Title Investigating Problem Analysis and Solution Strategies in Predicting Housing Price IndexThrough Sequential Application of Transformer and LSTM Models
Authors 윤도경(Yoon, Do-Kyung) ; 신동윤(Shin, Dong-Yoon)
DOI https://doi.org/10.5659/JAIK.2024.40.1.35
Page pp.35-44
ISSN 2733-6247
Keywords LSTM; Transformer; Housing Price Prediction; Problem Analysis; Solution Strategies; Machine Learning; Predictive Modeling; Error Analysis
Abstract This study aims to review previous research on factors affecting the housing price index and construct a prediction model for the index using Long Short-Term Memory (LSTM) and Transformer models.

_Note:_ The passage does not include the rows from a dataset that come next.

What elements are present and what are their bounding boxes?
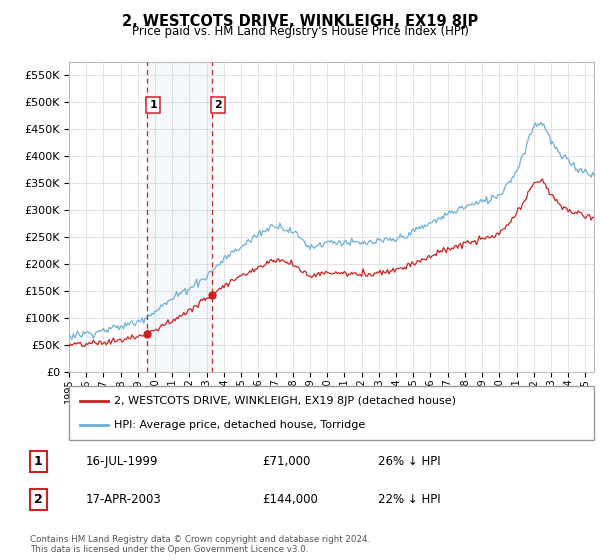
Text: Price paid vs. HM Land Registry's House Price Index (HPI): Price paid vs. HM Land Registry's House … xyxy=(131,25,469,38)
Text: 22% ↓ HPI: 22% ↓ HPI xyxy=(378,493,440,506)
Text: 2: 2 xyxy=(214,100,221,110)
Text: 26% ↓ HPI: 26% ↓ HPI xyxy=(378,455,440,468)
Text: 2: 2 xyxy=(34,493,43,506)
Text: 16-JUL-1999: 16-JUL-1999 xyxy=(85,455,158,468)
Text: 2, WESTCOTS DRIVE, WINKLEIGH, EX19 8JP: 2, WESTCOTS DRIVE, WINKLEIGH, EX19 8JP xyxy=(122,14,478,29)
Text: HPI: Average price, detached house, Torridge: HPI: Average price, detached house, Torr… xyxy=(113,419,365,430)
Text: Contains HM Land Registry data © Crown copyright and database right 2024.
This d: Contains HM Land Registry data © Crown c… xyxy=(30,535,370,554)
Text: £144,000: £144,000 xyxy=(262,493,318,506)
Text: £71,000: £71,000 xyxy=(262,455,310,468)
Text: 2, WESTCOTS DRIVE, WINKLEIGH, EX19 8JP (detached house): 2, WESTCOTS DRIVE, WINKLEIGH, EX19 8JP (… xyxy=(113,396,455,406)
Bar xyxy=(147,62,212,372)
Text: 1: 1 xyxy=(34,455,43,468)
Text: 17-APR-2003: 17-APR-2003 xyxy=(85,493,161,506)
Text: 1: 1 xyxy=(149,100,157,110)
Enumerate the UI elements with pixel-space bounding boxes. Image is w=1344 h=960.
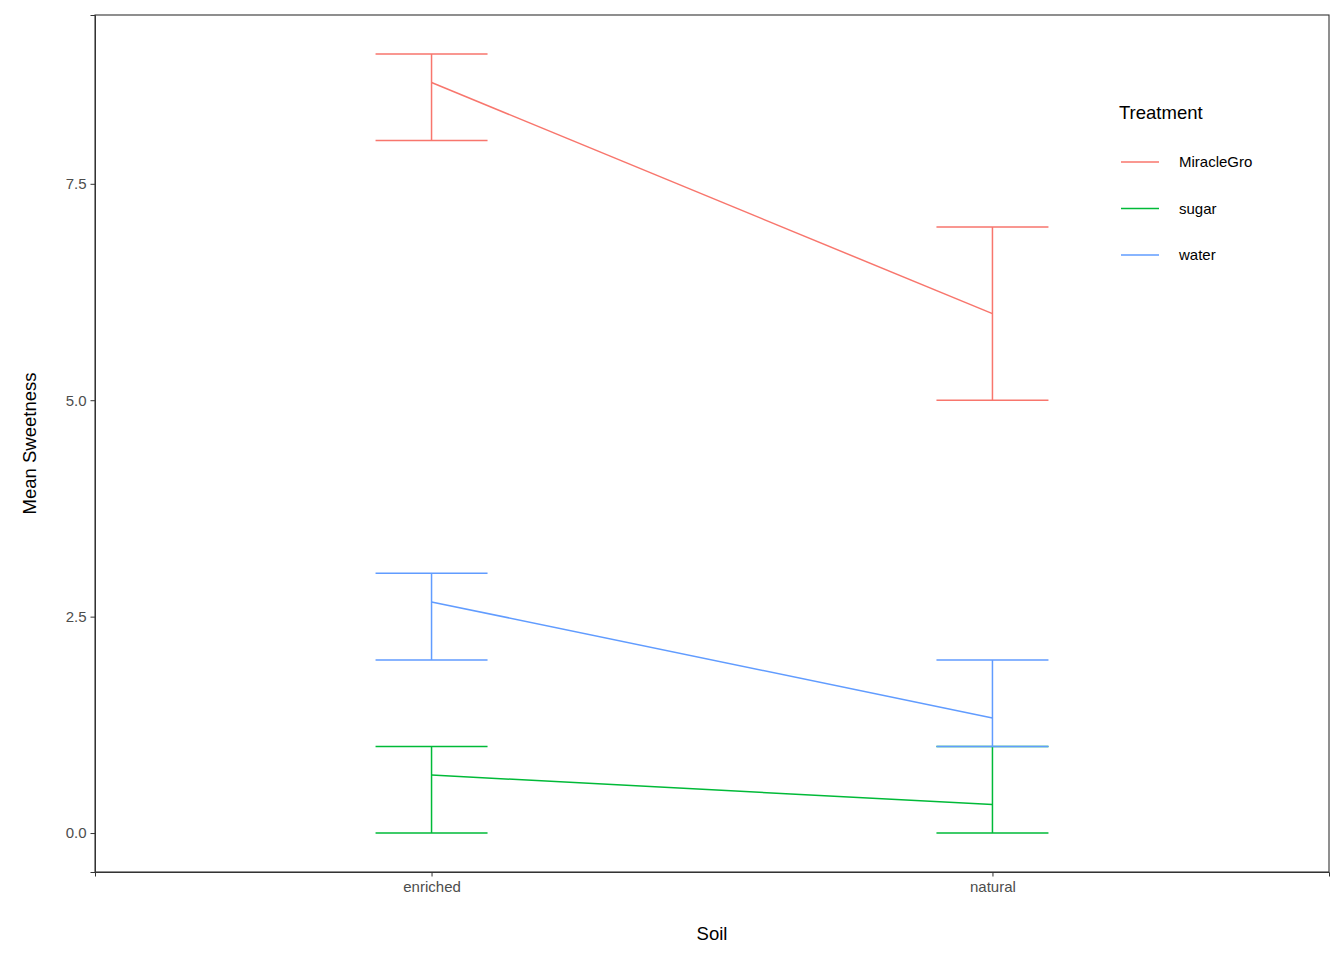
y-tick-label: 7.5: [66, 175, 87, 192]
y-tick: 0.0: [66, 824, 95, 841]
y-axis: 0.0 2.5 5.0 7.5: [66, 16, 96, 873]
y-tick: 5.0: [66, 392, 95, 409]
y-tick-label: 0.0: [66, 824, 87, 841]
error-bar: [936, 660, 1048, 747]
y-tick-label: 5.0: [66, 392, 87, 409]
y-axis-title: Mean Sweetness: [19, 373, 40, 515]
series-line: [432, 83, 993, 314]
x-tick: enriched: [403, 872, 461, 895]
legend-item: sugar: [1121, 200, 1217, 217]
series: [376, 746, 1049, 833]
legend-label: sugar: [1179, 200, 1217, 217]
error-bar: [376, 573, 488, 660]
y-tick: 2.5: [66, 608, 95, 625]
series: [376, 573, 1049, 746]
y-tick: 7.5: [66, 175, 95, 192]
y-tick-label: 2.5: [66, 608, 87, 625]
x-tick-mark: [432, 872, 433, 877]
x-axis-line: [96, 873, 1330, 877]
legend-label: MiracleGro: [1179, 153, 1252, 170]
legend-title: Treatment: [1119, 102, 1203, 123]
error-bar: [936, 746, 1048, 833]
y-tick-mark: [91, 833, 96, 834]
error-bar: [936, 227, 1048, 400]
error-bar: [376, 54, 488, 141]
x-axis: enriched natural: [96, 872, 1330, 895]
legend: Treatment MiracleGro sugar water: [1119, 102, 1252, 263]
x-tick-label: natural: [970, 878, 1016, 895]
y-tick-mark: [91, 184, 96, 185]
x-tick: natural: [970, 872, 1016, 895]
plot: 0.0 2.5 5.0 7.5 enriched natural: [66, 15, 1330, 895]
y-tick-mark: [91, 400, 96, 401]
marks: [376, 54, 1049, 833]
x-tick-label: enriched: [403, 878, 461, 895]
series-line: [432, 602, 993, 718]
legend-key: [1121, 161, 1159, 163]
legend-item: water: [1121, 246, 1216, 263]
series: [376, 54, 1049, 400]
y-tick-mark: [91, 617, 96, 618]
legend-label: water: [1178, 246, 1216, 263]
chart: 0.0 2.5 5.0 7.5 enriched natural Soil Mean Swee…: [0, 0, 1344, 960]
panel-border: [95, 15, 1329, 872]
legend-item: MiracleGro: [1121, 153, 1252, 170]
series-line: [432, 775, 993, 804]
x-axis-title: Soil: [697, 923, 728, 944]
legend-key: [1121, 208, 1159, 210]
error-bar: [376, 746, 488, 833]
x-tick-mark: [992, 872, 993, 877]
legend-key: [1121, 254, 1159, 256]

Specifically, it combines LSTM, specialized in processing time-series data, and DistilBERT, specialized in handling text data, to utilize both historical housing price index data and relevant news articles. The experimental results of the proposed model confirmed significant accuracy when comparing predicted values in each region (J, S, G) with the actual values. However, some clusters displayed relatively high errors, indicating a need for additional analysis and improvement. Additionally, it was observed that subjective elements could significantly impact the interpretation of clustering results, highlighting the necessity for further analysis. Result visualization and statistical analysis were conducted, confirming their accurate reflection of housing price fluctuation trends in each region. This study introduces a novel approach to predicting the housing price index using deep learning models like LSTM and DistilBERT, providing valuable insights into real estate market trend predictions. The approaches and findings from this research are anticipated to provide valuable starting points for further exploration of creative solutions and the development of effective problem-solving strategies.